Jumat, 23 November 2018

Guru Premature



Saat itu adalah hari pertamaku berkenalan dengan murid-murid di SMP-SMA Bina Insani Susukan Salatiga. Beberapa Mereka menyambutku dengan Gelak tawa  bahagia, sebagian yang lain tidak menghiraukanku, ada juga yang hanya berdiam diri di tempat duduknya menatap langit-langit tanpa makna. Dinamis memang. Seketika MC menyuruh semua orang untuk  berdiri memberikan riuh tepuk tangan  saat aku menaiki podium.

Hari itu, posisiku bukan sebagai gadis remaja berumur 16 tahun  melainkan seorang guru yang siap mengabdikan dirinya menjadi pendidik, suri tauladan banyak orang, mengajarkan apapun yang ku bisa. Seyogyanya pahlawan tanpa tanda jasa lainnya. 

Saat itu aku baru lulus SMA. Aku bukan mahasiswa jurusan pendidikan yang sedang melakukan micro teaching, aku hanya siswi lulusan SMA yang diberi tugas untuk mengabdi. Sekali lagi aku tegaskan, aku hanya ditugaskan mengabdi. Meskipun saat itu gelarku berubah menjadi “ustadzah”.

Aku mulai memperkenalkan diri dengan mengucapkan sepatah 2 patah kata diatas panggung. Tiba-tiba mereka tertegun saat mengetahui usiaku sebaya dengan mereka. Bahkan ada yang lebih tua dariku. 

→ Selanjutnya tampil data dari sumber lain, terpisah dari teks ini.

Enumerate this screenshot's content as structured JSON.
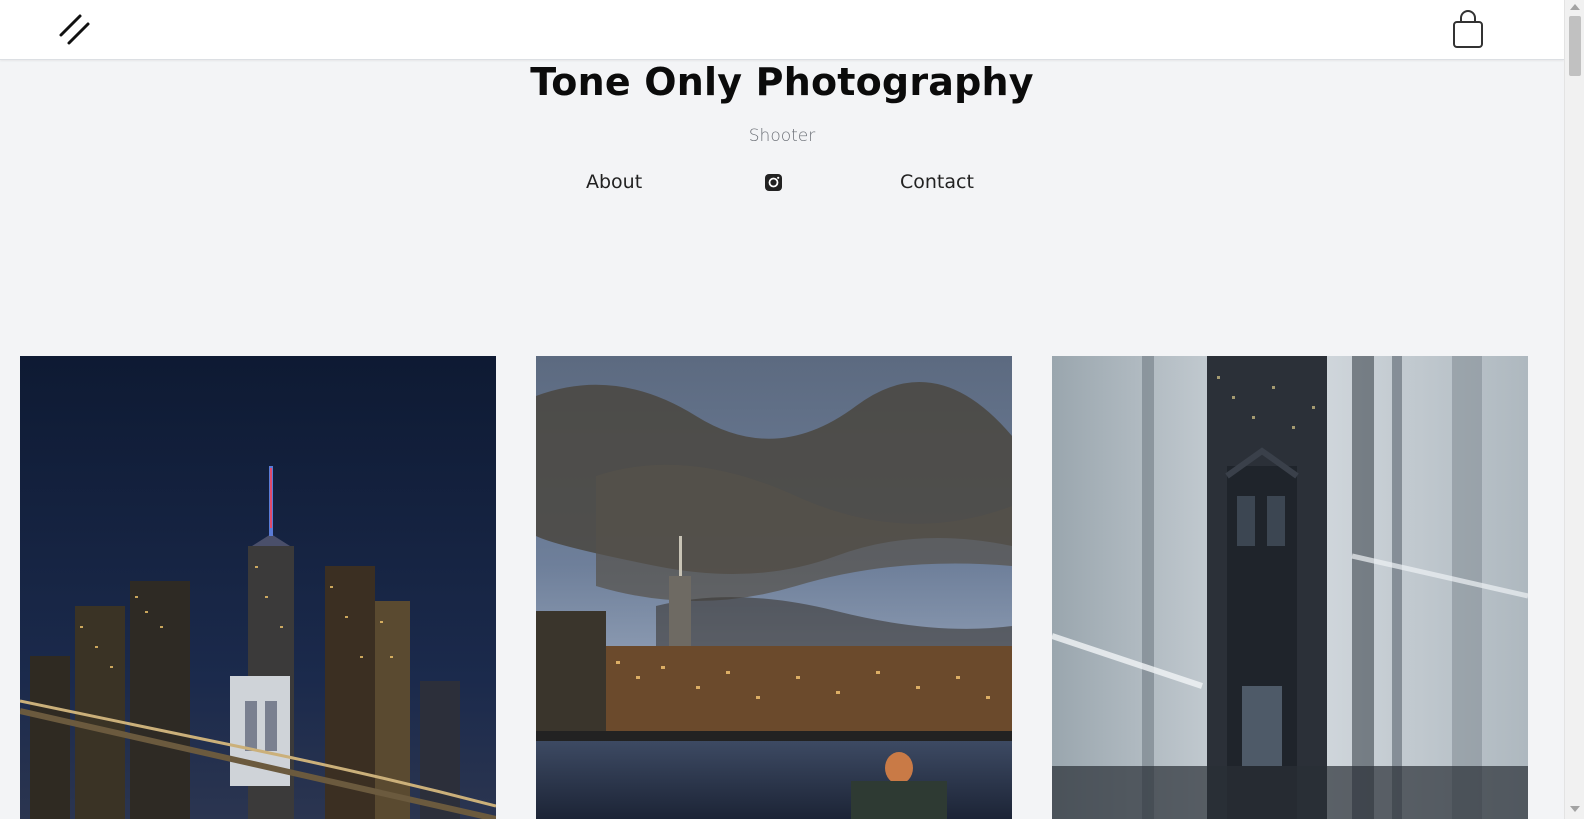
{
  "header": {
    "logo_icon": "double-slash-logo-icon",
    "cart_icon": "shopping-bag-icon"
  },
  "hero": {
    "title": "Tone Only Photography",
    "subtitle": "Shooter"
  },
  "nav": {
    "about_label": "About",
    "instagram_icon": "instagram-icon",
    "contact_label": "Contact"
  },
  "gallery": {
    "items": [
      {
        "subject": "night-skyline-with-bridge"
      },
      {
        "subject": "dusk-skyline-over-water"
      },
      {
        "subject": "bridge-through-glass-reflections"
      }
    ]
  },
  "colors": {
    "page_background": "#f3f4f6",
    "header_background": "#ffffff",
    "title_text": "#0b0b0b",
    "subtitle_text": "#6b6f76"
  }
}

Sejujurnya aku tak peduli dengan pandangan mereka terhadapku. Lirikan, cibiran, dan hilangnya hormat terhadapku sudah ku prediksikan jauh-jauh hari sebelum aku datang ke tempat ini. Aku tahu tidak semua orang dapat menerimaku, terutama saat aku menjadi guru. Guru yang premature tentunya, menurut mereka.